I doubt it. I suspect it was a script kiddie... a young person that stole a credit card number and knows how to play the systems. C'mon... who opens an unlimited account for their kid. If this was legit and they were that stupid, you just did them a favor.
 

sharke
I'm still confused about how names work in the "to" field of emails you get. If I get an email from Amazon and this is in the "to" field: 
 
TheirName &lt myemail@googlemail.com>
 
Then where does TheirName come from? Is it taken from the name they entered into their email profile when they opened the account? Or is the name taken from their Amazon account? I really don't understand how it works.

This can all be spoofed... and the emails you get from Amazon are formatted by Amazon. They would use the account name on file, along with the email address on file. Faking a name and the email address is just as easy as spoofing the phone number on a call display (ever get a call from 000-000-0000). Anything that is left to "user input" can be faked.

I'm not sure if the different name on the card is the smoking gun it seems like. The order history on the account is basically a long stream of free kid's apps, with a couple paid ones (most expensive $4.99). Seems like a lot of trouble to hack accounts and steal credit cards just to pay for downloads totaling $7. What it looks like to me is that an adult has opened an account for a kid to download stuff for her tablet, and has paid for a couple of her downloads. While it's true that the name on the card is different to the name on the account, this could just mean it's a stepfather, uncle etc.

slartabartfast
Your issue piqued my curiosity, and I spent a significant amount of time trying to find an easy way to contact Amazon to report suspected fraudulent activity without any success. Is it that Amazon does not want to receive such reports, or is it that they do now want anyone to think about the possibility that their account can be hacked? You would think there would be a report fraud email, chat and phone number prominently displayed, but most Google results as forums (some hosted on Amazon.com) with customers asking what they should do. There is an email address to report phishing emails, but that does not seem to be the issue here, and it explicitly says that they will not respond to you.
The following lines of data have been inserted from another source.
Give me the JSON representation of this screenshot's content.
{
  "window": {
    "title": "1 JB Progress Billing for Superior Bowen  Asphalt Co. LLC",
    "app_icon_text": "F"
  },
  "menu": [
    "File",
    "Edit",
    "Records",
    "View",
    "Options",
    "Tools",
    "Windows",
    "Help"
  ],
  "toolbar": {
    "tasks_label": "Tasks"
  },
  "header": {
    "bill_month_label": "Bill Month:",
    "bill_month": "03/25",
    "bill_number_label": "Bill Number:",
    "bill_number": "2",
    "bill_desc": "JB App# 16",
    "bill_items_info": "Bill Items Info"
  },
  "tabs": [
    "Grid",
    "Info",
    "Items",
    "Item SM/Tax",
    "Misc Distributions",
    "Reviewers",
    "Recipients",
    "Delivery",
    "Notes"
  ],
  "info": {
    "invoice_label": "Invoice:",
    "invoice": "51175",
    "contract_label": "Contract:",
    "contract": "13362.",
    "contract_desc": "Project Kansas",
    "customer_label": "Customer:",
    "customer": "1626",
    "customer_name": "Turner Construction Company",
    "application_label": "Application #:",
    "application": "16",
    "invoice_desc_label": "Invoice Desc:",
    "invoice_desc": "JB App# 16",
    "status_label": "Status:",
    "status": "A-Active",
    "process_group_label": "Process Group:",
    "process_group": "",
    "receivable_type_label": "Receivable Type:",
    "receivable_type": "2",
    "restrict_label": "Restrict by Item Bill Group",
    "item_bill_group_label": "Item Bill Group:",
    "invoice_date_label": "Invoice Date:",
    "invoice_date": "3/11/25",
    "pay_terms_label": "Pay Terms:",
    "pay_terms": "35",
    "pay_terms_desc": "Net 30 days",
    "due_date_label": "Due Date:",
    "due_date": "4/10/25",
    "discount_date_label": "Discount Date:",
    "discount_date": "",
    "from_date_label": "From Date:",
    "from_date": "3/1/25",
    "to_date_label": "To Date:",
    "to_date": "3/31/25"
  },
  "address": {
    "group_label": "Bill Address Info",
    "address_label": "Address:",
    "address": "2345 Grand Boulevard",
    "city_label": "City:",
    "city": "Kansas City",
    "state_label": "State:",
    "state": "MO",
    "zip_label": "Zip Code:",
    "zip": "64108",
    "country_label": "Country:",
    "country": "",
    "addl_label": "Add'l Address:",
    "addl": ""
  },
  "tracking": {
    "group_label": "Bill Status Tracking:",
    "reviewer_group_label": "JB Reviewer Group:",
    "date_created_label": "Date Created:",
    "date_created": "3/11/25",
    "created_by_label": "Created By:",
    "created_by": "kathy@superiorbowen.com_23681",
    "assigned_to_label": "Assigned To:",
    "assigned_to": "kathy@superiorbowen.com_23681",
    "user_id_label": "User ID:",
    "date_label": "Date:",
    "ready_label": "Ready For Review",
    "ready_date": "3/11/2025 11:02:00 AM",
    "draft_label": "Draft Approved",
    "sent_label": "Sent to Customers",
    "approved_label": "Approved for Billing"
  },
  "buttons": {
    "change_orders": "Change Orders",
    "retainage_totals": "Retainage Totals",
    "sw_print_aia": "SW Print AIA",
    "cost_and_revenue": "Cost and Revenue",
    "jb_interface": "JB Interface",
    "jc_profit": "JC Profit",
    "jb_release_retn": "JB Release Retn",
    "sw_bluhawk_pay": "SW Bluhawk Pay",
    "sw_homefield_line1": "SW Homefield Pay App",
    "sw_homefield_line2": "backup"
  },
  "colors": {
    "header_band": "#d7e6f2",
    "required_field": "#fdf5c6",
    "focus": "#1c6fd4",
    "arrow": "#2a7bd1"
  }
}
I have been in phone contact with Amazon before, due to a problem with a delivery. I should think that if I got in contact with them the same way, they'd be able to direct me to a department which deals with such things. I'm loathe to do so however because it's such a pain calling these companies. The wait, the surly staff, the being cut off randomly while you're on hold etc.

Moshkito

slartabartfast
Your issue piqued my curiosity, and I spent a significant amount of time trying to find an easy way to contact Amazon to report suspected fraudulent activity without any success. Is it that Amazon does not want to receive such reports, or is it that they do now want anyone to think about the possibility that their account can be hacked? You would think there would be a report fraud email, chat and phone number prominently displayed, but most Google results as forums (some hosted on Amazon.com) with customers asking what they should do. There is an email address to report phishing emails, but that does not seem to be the issue here, and it explicitly says that they will not respond to you.

Amazon is going to get itself in serious trouble because no one can contact them. It's just a cash cow until such a time as the FCC or someone else gets to it.
 
They need to get seriously punished until they learn to respect people a bit more.

They're not breaking any laws, so they're not going to be "punished." It's as simple as that.